Fund Manager Berger Charged as Clients Allegedly Lose at Least $400 Million

 

Michael W. Berger, a 28-year-old fund manager who raised $575 million from wealthy individuals and institutions, lost most of that money betting against Internet stocks and sought to conceal the blunder from investors, federal prosecutors charged Thursday in a criminal complaint.

Charged with securities fraud and a separate count of fraud under the Investment Advisors Act, Berger faces up to 10 years in prison on the securities fraud charge and five years if convicted of violating the Investment Advisors Act, as well as fines of up to $1.25 million.

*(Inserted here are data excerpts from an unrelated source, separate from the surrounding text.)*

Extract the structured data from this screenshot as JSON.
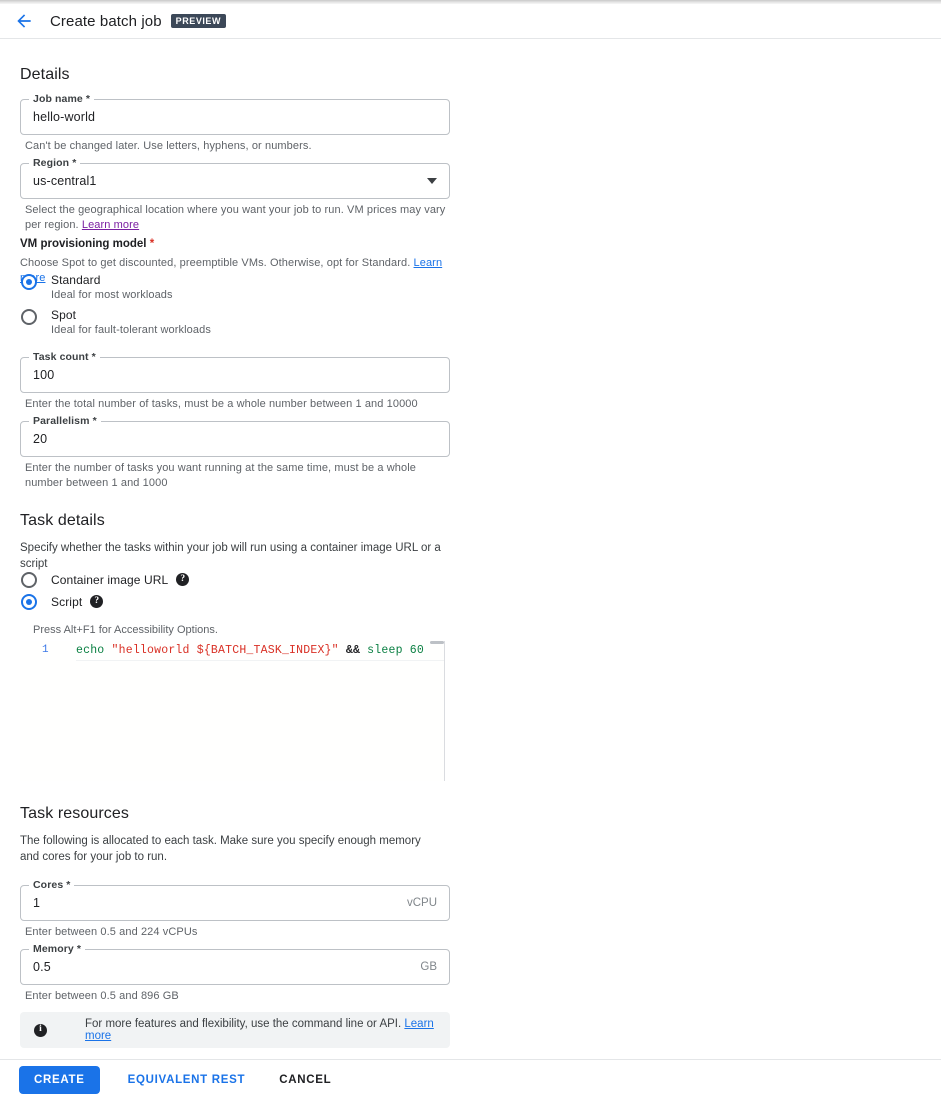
{
  "header": {
    "back_icon": "arrow-back-icon",
    "title": "Create batch job",
    "badge": "PREVIEW"
  },
  "details": {
    "section_title": "Details",
    "job_name": {
      "label": "Job name *",
      "value": "hello-world",
      "helper": "Can't be changed later. Use letters, hyphens, or numbers."
    },
    "region": {
      "label": "Region *",
      "value": "us-central1",
      "helper_prefix": "Select the geographical location where you want your job to run. VM prices may vary per region. ",
      "helper_link": "Learn more"
    },
    "provisioning": {
      "label": "VM provisioning model ",
      "required_mark": "*",
      "description": "Choose Spot to get discounted, preemptible VMs. Otherwise, opt for Standard. ",
      "description_link": "Learn more",
      "options": [
        {
          "label": "Standard",
          "sub": "Ideal for most workloads",
          "selected": true
        },
        {
          "label": "Spot",
          "sub": "Ideal for fault-tolerant workloads",
          "selected": false
        }
      ]
    },
    "task_count": {
      "label": "Task count *",
      "value": "100",
      "helper": "Enter the total number of tasks, must be a whole number between 1 and 10000"
    },
    "parallelism": {
      "label": "Parallelism *",
      "value": "20",
      "helper": "Enter the number of tasks you want running at the same time, must be a whole number between 1 and 1000"
    }
  },
  "task_details": {
    "section_title": "Task details",
    "description": "Specify whether the tasks within your job will run using a container image URL or a script",
    "options": [
      {
        "label": "Container image URL",
        "selected": false,
        "help_icon": "help-icon"
      },
      {
        "label": "Script",
        "selected": true,
        "help_icon": "help-icon"
      }
    ],
    "editor": {
      "accessibility_hint": "Press Alt+F1 for Accessibility Options.",
      "line_number": "1",
      "code_tokens": [
        {
          "text": "echo ",
          "type": "keyword"
        },
        {
          "text": "\"helloworld ${BATCH_TASK_INDEX}\"",
          "type": "string"
        },
        {
          "text": " && ",
          "type": "operator"
        },
        {
          "text": "sleep ",
          "type": "keyword"
        },
        {
          "text": "60",
          "type": "number"
        }
      ],
      "code_plain": "echo \"helloworld ${BATCH_TASK_INDEX}\" && sleep 60"
    }
  },
  "task_resources": {
    "section_title": "Task resources",
    "description": "The following is allocated to each task. Make sure you specify enough memory and cores for your job to run.",
    "cores": {
      "label": "Cores *",
      "value": "1",
      "suffix": "vCPU",
      "helper": "Enter between 0.5 and 224 vCPUs"
    },
    "memory": {
      "label": "Memory *",
      "value": "0.5",
      "suffix": "GB",
      "helper": "Enter between 0.5 and 896 GB"
    }
  },
  "banner": {
    "icon": "info-icon",
    "text_prefix": "For more features and flexibility, use the command line or API. ",
    "link": "Learn more"
  },
  "footer": {
    "create": "CREATE",
    "equivalent_rest": "EQUIVALENT REST",
    "cancel": "CANCEL"
  },
  "colors": {
    "accent": "#1a73e8",
    "badge_bg": "#3c4858",
    "required": "#d93025",
    "visited_link": "#7b1fa2",
    "banner_bg": "#f1f3f4"
  }
}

He pleaded not guilty Thursday.

Though unregistered with the Securities and Exchange Commission, Berger is accused of raising more than $575 million for his Manhattan Investment Fund, which was also unregistered. An Austrian citizen living in New York, Berger gathered the money from around 300 wealthy investors, including Bank Austria, Nikko Bank of Japan and two other Austrian banks.

According to prosecutors, he lost at least $400 million by repeatedly selling short borrowed shares of technology and Internet-related stocks with the intent of buying them back later at a lower price and profiting from the difference. In essence, Berger was betting that these stocks would plunge.

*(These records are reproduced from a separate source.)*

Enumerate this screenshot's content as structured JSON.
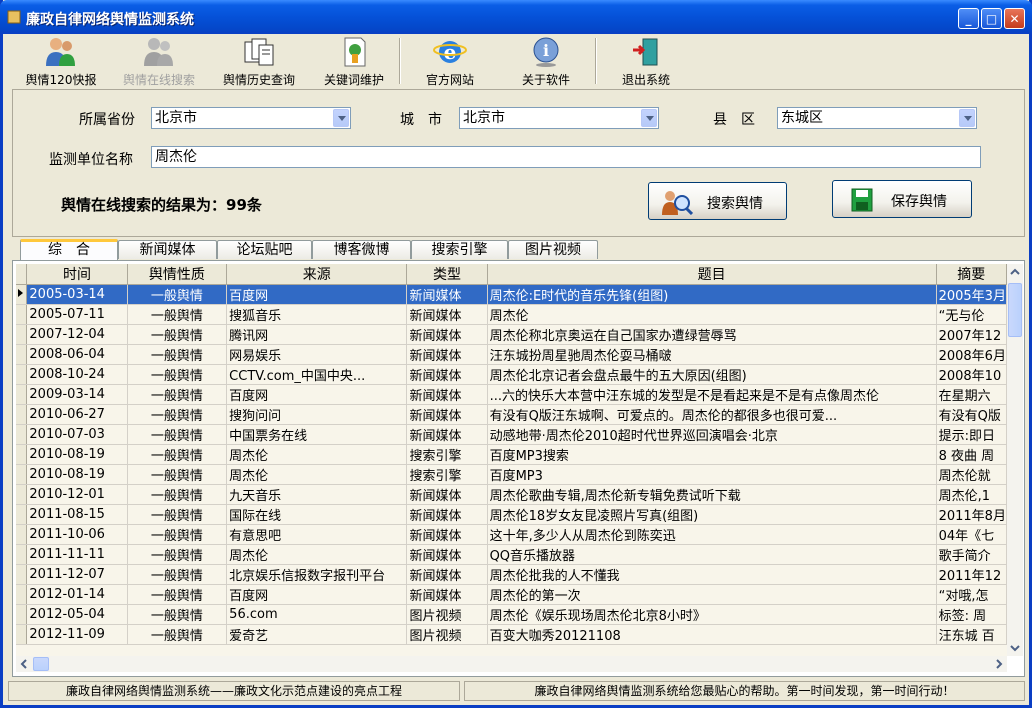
{
  "window": {
    "title": "廉政自律网络舆情监测系统"
  },
  "toolbar": {
    "items": [
      {
        "label": "舆情120快报",
        "icon": "users-icon",
        "enabled": true
      },
      {
        "label": "舆情在线搜索",
        "icon": "users-online-icon",
        "enabled": false
      },
      {
        "label": "舆情历史查询",
        "icon": "documents-icon",
        "enabled": true
      },
      {
        "label": "关键词维护",
        "icon": "key-document-icon",
        "enabled": true
      },
      {
        "label": "官方网站",
        "icon": "ie-icon",
        "enabled": true
      },
      {
        "label": "关于软件",
        "icon": "info-icon",
        "enabled": true
      },
      {
        "label": "退出系统",
        "icon": "exit-door-icon",
        "enabled": true
      }
    ]
  },
  "filter": {
    "province_label": "所属省份",
    "province_value": "北京市",
    "city_label": "城　市",
    "city_value": "北京市",
    "county_label": "县　区",
    "county_value": "东城区",
    "unit_label": "监测单位名称",
    "unit_value": "周杰伦",
    "result_text": "舆情在线搜索的结果为：99条",
    "search_button": "搜索舆情",
    "save_button": "保存舆情"
  },
  "tabs": [
    "综　合",
    "新闻媒体",
    "论坛贴吧",
    "博客微博",
    "搜索引擎",
    "图片视频"
  ],
  "table": {
    "columns": [
      "时间",
      "舆情性质",
      "来源",
      "类型",
      "题目",
      "摘要"
    ],
    "rows": [
      [
        "2005-03-14",
        "一般舆情",
        "百度网",
        "新闻媒体",
        "周杰伦:E时代的音乐先锋(组图)",
        "2005年3月"
      ],
      [
        "2005-07-11",
        "一般舆情",
        "搜狐音乐",
        "新闻媒体",
        "周杰伦",
        "“无与伦"
      ],
      [
        "2007-12-04",
        "一般舆情",
        "腾讯网",
        "新闻媒体",
        "周杰伦称北京奥运在自己国家办遭绿营辱骂",
        "2007年12"
      ],
      [
        "2008-06-04",
        "一般舆情",
        "网易娱乐",
        "新闻媒体",
        "汪东城扮周星驰周杰伦耍马桶啵",
        "2008年6月"
      ],
      [
        "2008-10-24",
        "一般舆情",
        "CCTV.com_中国中央...",
        "新闻媒体",
        "周杰伦北京记者会盘点最牛的五大原因(组图)",
        "2008年10"
      ],
      [
        "2009-03-14",
        "一般舆情",
        "百度网",
        "新闻媒体",
        "...六的快乐大本营中汪东城的发型是不是看起来是不是有点像周杰伦",
        "在星期六"
      ],
      [
        "2010-06-27",
        "一般舆情",
        "搜狗问问",
        "新闻媒体",
        "有没有Q版汪东城啊、可爱点的。周杰伦的都很多也很可爱...",
        "有没有Q版"
      ],
      [
        "2010-07-03",
        "一般舆情",
        "中国票务在线",
        "新闻媒体",
        "动感地带·周杰伦2010超时代世界巡回演唱会·北京",
        "提示:即日"
      ],
      [
        "2010-08-19",
        "一般舆情",
        "周杰伦",
        "搜索引擎",
        "百度MP3搜索",
        "8 夜曲 周"
      ],
      [
        "2010-08-19",
        "一般舆情",
        "周杰伦",
        "搜索引擎",
        "百度MP3",
        "周杰伦就"
      ],
      [
        "2010-12-01",
        "一般舆情",
        "九天音乐",
        "新闻媒体",
        "周杰伦歌曲专辑,周杰伦新专辑免费试听下载",
        "周杰伦,1"
      ],
      [
        "2011-08-15",
        "一般舆情",
        "国际在线",
        "新闻媒体",
        "周杰伦18岁女友昆凌照片写真(组图)",
        "2011年8月"
      ],
      [
        "2011-10-06",
        "一般舆情",
        "有意思吧",
        "新闻媒体",
        "这十年,多少人从周杰伦到陈奕迅",
        "04年《七"
      ],
      [
        "2011-11-11",
        "一般舆情",
        "周杰伦",
        "新闻媒体",
        "QQ音乐播放器",
        "歌手简介"
      ],
      [
        "2011-12-07",
        "一般舆情",
        "北京娱乐信报数字报刊平台",
        "新闻媒体",
        "周杰伦批我的人不懂我",
        "2011年12"
      ],
      [
        "2012-01-14",
        "一般舆情",
        "百度网",
        "新闻媒体",
        "周杰伦的第一次",
        "“对哦,怎"
      ],
      [
        "2012-05-04",
        "一般舆情",
        "56.com",
        "图片视频",
        "周杰伦《娱乐现场周杰伦北京8小时》",
        "标签: 周"
      ],
      [
        "2012-11-09",
        "一般舆情",
        "爱奇艺",
        "图片视频",
        "百变大咖秀20121108",
        "汪东城 百"
      ]
    ]
  },
  "status": {
    "left": "廉政自律网络舆情监测系统——廉政文化示范点建设的亮点工程",
    "right": "廉政自律网络舆情监测系统给您最贴心的帮助。第一时间发现，第一时间行动！"
  }
}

In Berger's portfolio, however, the short sales amounted to a disastrous bet against a sector whose spectacular success confounded even professional investors with more years experience than Berger's life-span.

As the losses mounted, prosecutors said, Berger created false records of its assets, which he presented to auditors at the accounting firm Deloitte & Touche. The fund, which he began in 1995, held $5.6 million in assets the next year, when Berger offered it to foreign investors. But he gave the accounting firm documents claiming it had $17.9 million in assets, prosecutors charged.

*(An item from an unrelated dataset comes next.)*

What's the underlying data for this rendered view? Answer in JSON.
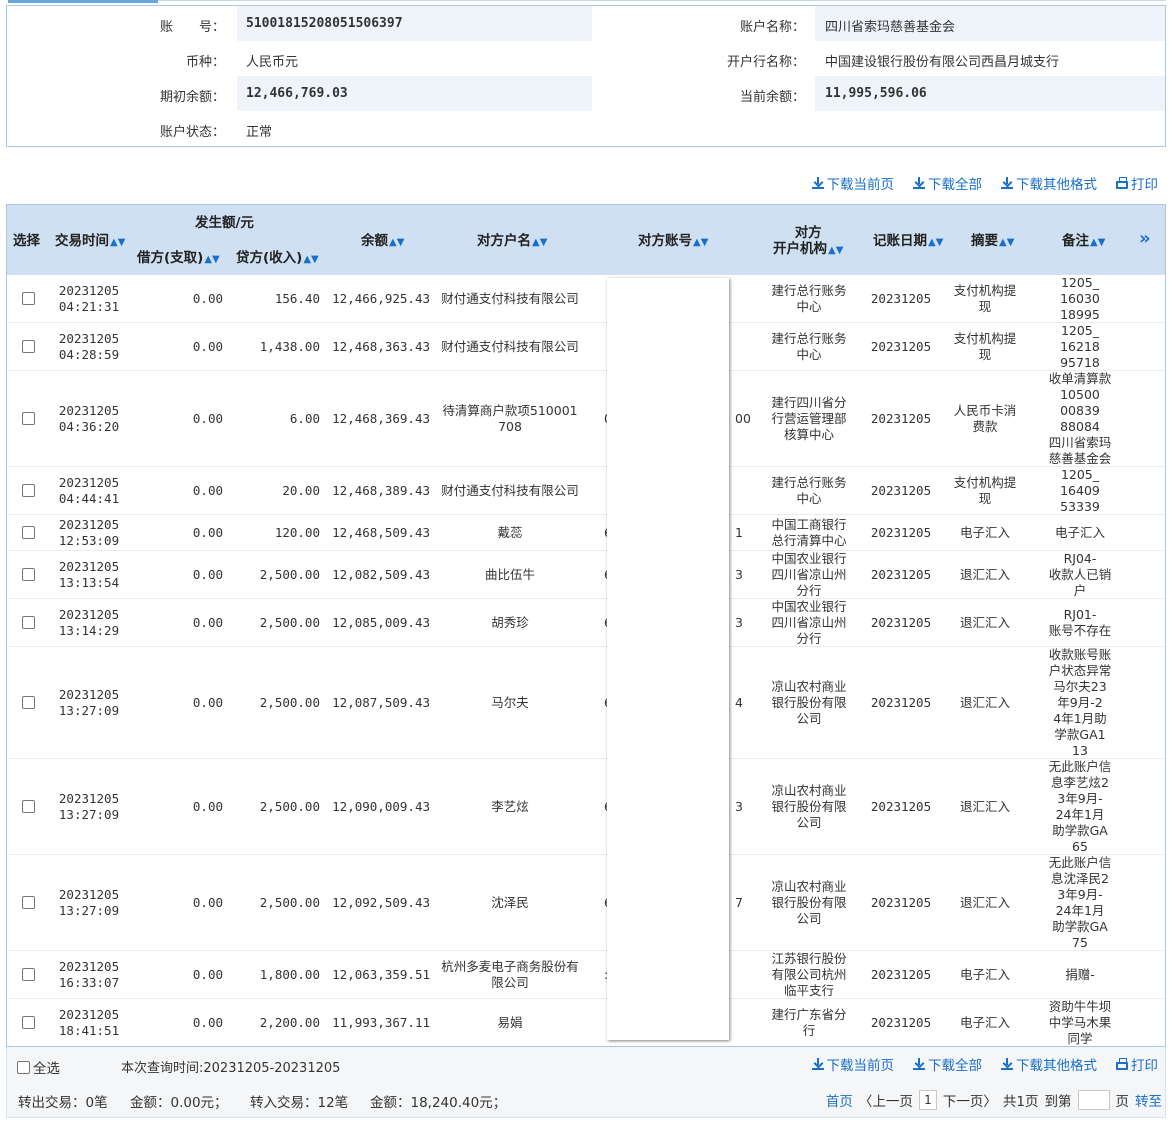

Berger concealed the losses and claimed gains of 27.4% in 1997 and 12.4% in 1998, during which years the Nasdaq produced gains of 22% and 38%, respectively, seemingly stirring the seas beneath technology short sellers.

Still, Berger managed to attract additional investors. By the end of 1999, he told Deloitte that the fund held $515.3 million in assets though the real figure was $27.7 million.

He acknowledged the losses and began cooperating with prosecutors in January, when the SEC filed a civil fraud lawsuit against him. He is free on a $100,000 personal recognizance bond, secured by his house in the Hamptons. Berger was ordered to post $75,000 in cash by Sept. 7, and to surrender his passport.

Berger and his lawyer, Sara Mogulescu, could not be reached for comment.